CHAI stuns and Whitney steals the show
Everyone sat up in anticipation as the opening group CHAI walked on stage of the Corona Theatre on Feb. 13. Four Japanese musicians with elaborate pigtails and matching pink outfits marched out to cheers from the audience as electronic music blared. CHAI burst into their set with high energy and choreographed dance moves. Their incredibly endearing stage banter and antics quickly won over the crowd. Lead singer Mana endeared herself even further by engaging the crowd in a monologue about body complexes and learning to accept yourself.
After a short while, Chicago-based folk supergroup Whitney took to the stage as their intricate lighting set-up gleamed and “I Couldn’t Say It To Your Face” by disco-cellist Arthur Russell played.
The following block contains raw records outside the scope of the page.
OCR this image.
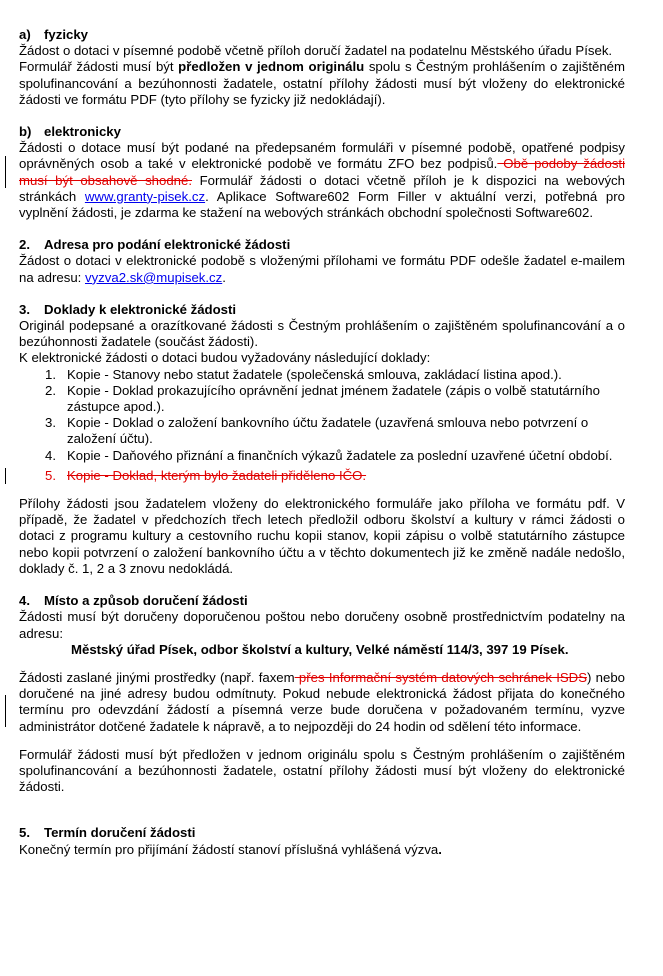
a) fyzicky

Žádost o dotaci v písemné podobě včetně příloh doručí žadatel na podatelnu Městského úřadu Písek.

Formulář žádosti musí být předložen v jednom originálu spolu s Čestným prohlášením o zajištěném spolufinancování a bezúhonnosti žadatele, ostatní přílohy žádosti musí být vloženy do elektronické žádosti ve formátu PDF (tyto přílohy se fyzicky již nedokládají).

b) elektronicky

Žádosti o dotace musí být podané na předepsaném formuláři v písemné podobě, opatřené podpisy oprávněných osob a také v elektronické podobě ve formátu ZFO bez podpisů. Obě podoby žádosti musí být obsahově shodné. Formulář žádosti o dotaci včetně příloh je k dispozici na webových stránkách www.granty-pisek.cz. Aplikace Software602 Form Filler v aktuální verzi, potřebná pro vyplnění žádosti, je zdarma ke stažení na webových stránkách obchodní společnosti Software602.

2. Adresa pro podání elektronické žádosti

Žádost o dotaci v elektronické podobě s vloženými přílohami ve formátu PDF odešle žadatel e-mailem na adresu: vyzva2.sk@mupisek.cz.

3. Doklady k elektronické žádosti

Originál podepsané a orazítkované žádosti s Čestným prohlášením o zajištěném spolufinancování a o bezúhonnosti žadatele (součást žádosti).

K elektronické žádosti o dotaci budou vyžadovány následující doklady:

1. Kopie - Stanovy nebo statut žadatele (společenská smlouva, zakládací listina apod.).
2. Kopie - Doklad prokazujícího oprávnění jednat jménem žadatele (zápis o volbě statutárního zástupce apod.).
3. Kopie - Doklad o založení bankovního účtu žadatele (uzavřená smlouva nebo potvrzení o založení účtu).
4. Kopie - Daňového přiznání a finančních výkazů žadatele za poslední uzavřené účetní období.
5. Kopie - Doklad, kterým bylo žadateli přiděleno IČO.

Přílohy žádosti jsou žadatelem vloženy do elektronického formuláře jako příloha ve formátu pdf. V případě, že žadatel v předchozích třech letech předložil odboru školství a kultury v rámci žádosti o dotaci z programu kultury a cestovního ruchu kopii stanov, kopii zápisu o volbě statutárního zástupce nebo kopii potvrzení o založení bankovního účtu a v těchto dokumentech již ke změně nadále nedošlo, doklady č. 1, 2 a 3 znovu nedokládá.

4. Místo a způsob doručení žádosti

Žádosti musí být doručeny doporučenou poštou nebo doručeny osobně prostřednictvím podatelny na adresu:

Městský úřad Písek, odbor školství a kultury, Velké náměstí 114/3, 397 19 Písek.

Žádosti zaslané jinými prostředky (např. faxem přes Informační systém datových schránek ISDS) nebo doručené na jiné adresy budou odmítnuty. Pokud nebude elektronická žádost přijata do konečného termínu pro odevzdání žádostí a písemná verze bude doručena v požadovaném termínu, vyzve administrátor dotčené žadatele k nápravě, a to nejpozději do 24 hodin od sdělení této informace.

Formulář žádosti musí být předložen v jednom originálu spolu s Čestným prohlášením o zajištěném spolufinancování a bezúhonnosti žadatele, ostatní přílohy žádosti musí být vloženy do elektronické žádosti.

5. Termín doručení žádosti

Konečný termín pro přijímání žádostí stanoví příslušná vyhlášená výzva.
They assumed their positions and began their strong set with “Polly” from their first LP, Light Upon the Lake. Led by ex-members of the Smith Westerns and Unknown Mortal Orchestra, Whitney’s soul-tinged folk-rock is the listening equivalent to a walk through a park on a sunny day. Their first album propelled them to the top of festival headlines and their second and most recent record, Forever Turned Around, solidified them as a top-tier indie act.
Though the songs are written by singer/drummer Julien Ehrlich and guitarist Max Kakacek, the live set consists of seven members, some swapping instruments to suit the needs of the song. Forever Turned Around is a slightly more melancholic album compared to their first, and that is not a criticism. Their songs contain the same signature gorgeous melodies and arrangements that have earned Whitney comparisons to Bon Iver and The Band. With fewer upbeat tracks, their sophomore effort exhibits growth and maturity in their songwriting and arrangements.
This growth is apparent in their new live set. Moving up from small, packed venues to large, packed theaters, Whitney has surpassed their status as indie darlings to bonafide indie rock stars. Ehrlich’s arms flew around the drum kit as he sang sweet and sorrowful lyrics—the audience sang along while Kakacek’s George Harrison-esque guitar licks added to the beautiful swell of the band’s sound.
Towards the end of the set, Ehrlich came clean and stated that “it’s 2020, we need be more upfront with each other” as he informed the audience of the brief break the band would take instead of the classic game of disappearing off stage only to reappear to the stomping and clapping of the audience. Whitney’s set was heavy on songs from their first album, but the audience’s favourite was “Giving Up” from the band’s most recent one.
Before their last song, a cover of Dolly Parton’s “Gonna Hurry (As Slow As I Can)”, Ehrlich placed his hand over his heart and thanked the audience for a particularly emotional evening. The audience returned the sentiment with a standing ovation, ensuring that Whitney felt the love.